What IS in the training data
- All 11 layer scores (anonymous numbers)
- Market regime at entry (TRENDING, RANGING, VOLATILE)
- Session context at entry (Asian, London, NY)
- Outcome: win/loss/partial and R-multiple
What is NOT in the training data
- User ID or any user identifier
- Exchange or account details
- Specific trading pair or price levels
- Timestamps
- Position size or USDT amounts
How Your Trades Make QARI Better
Every trade you complete adds one anonymised record to the collective training dataset. When your trade closes, the feature vector that generated the entry is stored alongside the outcome. This happens automatically if you have consented to collective intelligence contribution (asked during registration).

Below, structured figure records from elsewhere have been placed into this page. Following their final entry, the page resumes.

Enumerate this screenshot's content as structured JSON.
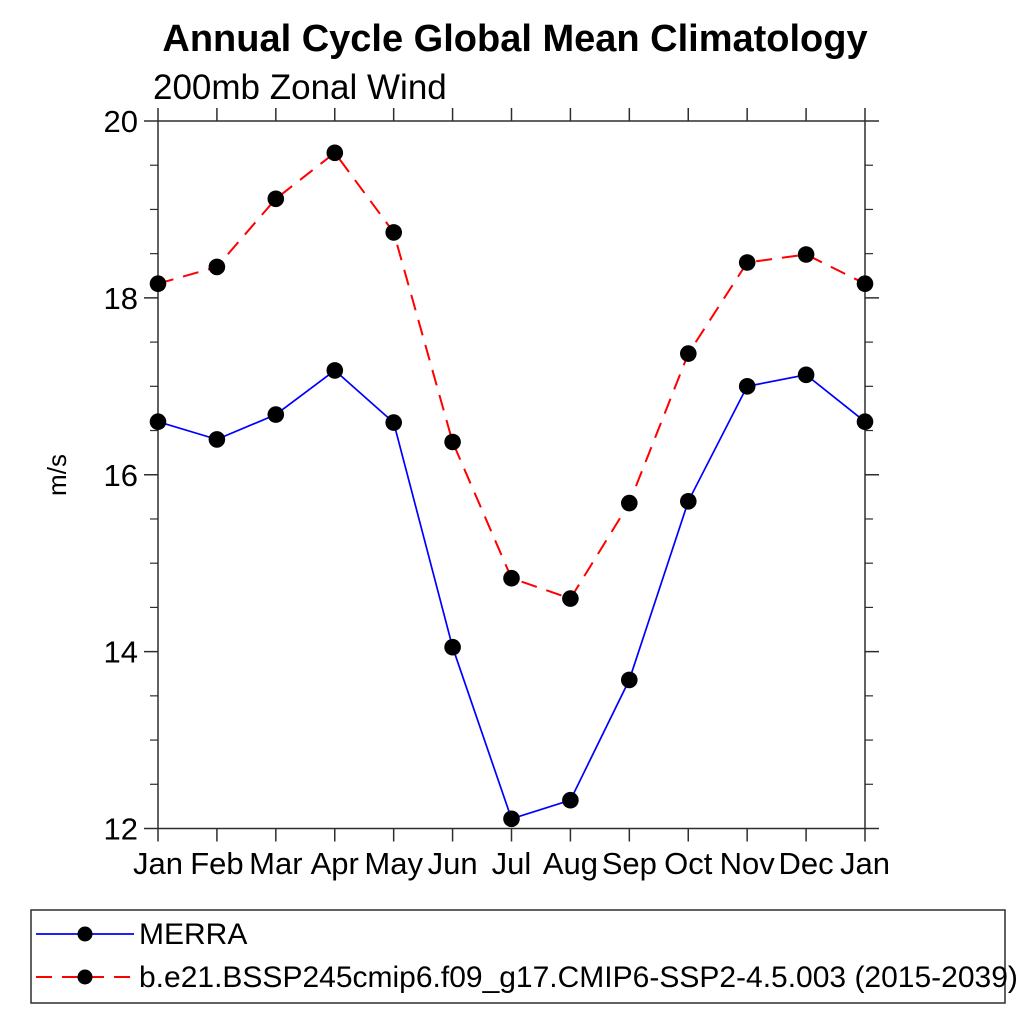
{
  "chart_data": {
    "type": "line",
    "title": "Annual Cycle Global Mean Climatology",
    "subtitle": "200mb Zonal Wind",
    "ylabel": "m/s",
    "xlabel": "",
    "categories": [
      "Jan",
      "Feb",
      "Mar",
      "Apr",
      "May",
      "Jun",
      "Jul",
      "Aug",
      "Sep",
      "Oct",
      "Nov",
      "Dec",
      "Jan"
    ],
    "ylim": [
      12,
      20
    ],
    "ytick_values": [
      12,
      14,
      16,
      18,
      20
    ],
    "ytick_labels": [
      "12",
      "14",
      "16",
      "18",
      "20"
    ],
    "yminor_step": 0.5,
    "grid": false,
    "legend_position": "bottom",
    "frame_color": "#2e2e2e",
    "marker_color": "#000000",
    "series": [
      {
        "name": "MERRA",
        "color": "#0000ff",
        "line_style": "solid",
        "marker": "circle",
        "values": [
          16.6,
          16.4,
          16.68,
          17.18,
          16.59,
          14.05,
          12.11,
          12.32,
          13.68,
          15.7,
          17.0,
          17.13,
          16.6
        ]
      },
      {
        "name": "b.e21.BSSP245cmip6.f09_g17.CMIP6-SSP2-4.5.003 (2015-2039)",
        "color": "#ff0000",
        "line_style": "dashed",
        "marker": "circle",
        "values": [
          18.16,
          18.35,
          19.12,
          19.64,
          18.74,
          16.37,
          14.83,
          14.6,
          15.68,
          17.37,
          18.4,
          18.49,
          18.16
        ]
      }
    ]
  }
}
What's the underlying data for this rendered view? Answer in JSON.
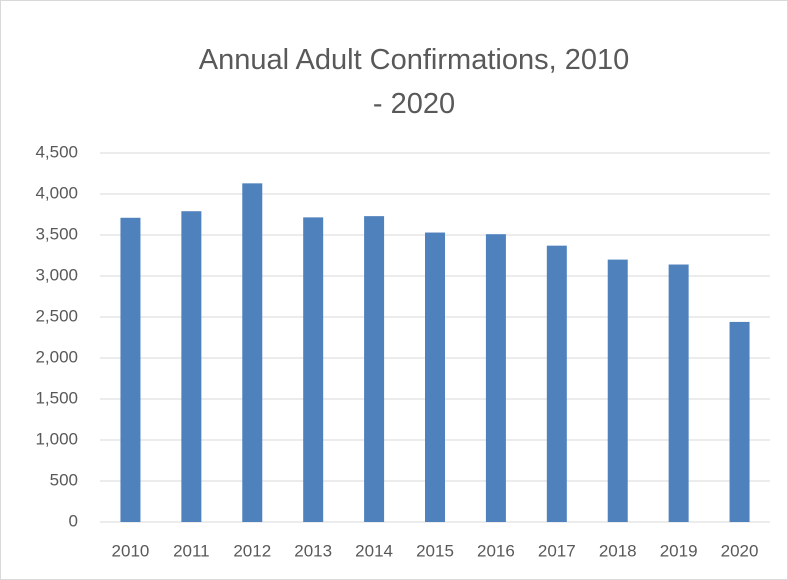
{
  "chart_data": {
    "type": "bar",
    "title": "Annual Adult Confirmations, 2010 - 2020",
    "categories": [
      "2010",
      "2011",
      "2012",
      "2013",
      "2014",
      "2015",
      "2016",
      "2017",
      "2018",
      "2019",
      "2020"
    ],
    "values": [
      3710,
      3790,
      4130,
      3715,
      3730,
      3530,
      3510,
      3370,
      3200,
      3140,
      2440
    ],
    "color": "#4f81bd",
    "ylim": [
      0,
      4500
    ],
    "yticks": [
      0,
      500,
      {
        "value": 1000,
        "label": "1,000"
      },
      {
        "value": 1500,
        "label": "1,500"
      },
      {
        "value": 2000,
        "label": "2,000"
      },
      {
        "value": 2500,
        "label": "2,500"
      },
      {
        "value": 3000,
        "label": "3,000"
      },
      {
        "value": 3500,
        "label": "3,500"
      },
      {
        "value": 4000,
        "label": "4,000"
      },
      {
        "value": 4500,
        "label": "4,500"
      }
    ],
    "grid": true
  }
}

The more trades across the platform, the more accurately QARI can identify which combinations of layers genuinely predict outcomes versus those that produce false positives in specific market conditions.
Opt-out: You can disable collective intelligence contribution at any time from the Settings page without affecting your trading. If you opt out, your trade outcomes are not included in the shared training data. QARI will still learn from platform-wide data, but your own trades will not contribute.
Contribution is the default because it benefits all users collectively. A platform with 100 traders sharing outcomes learns 100x faster than one user's isolated history. Everyone's QARI performs better as the platform grows.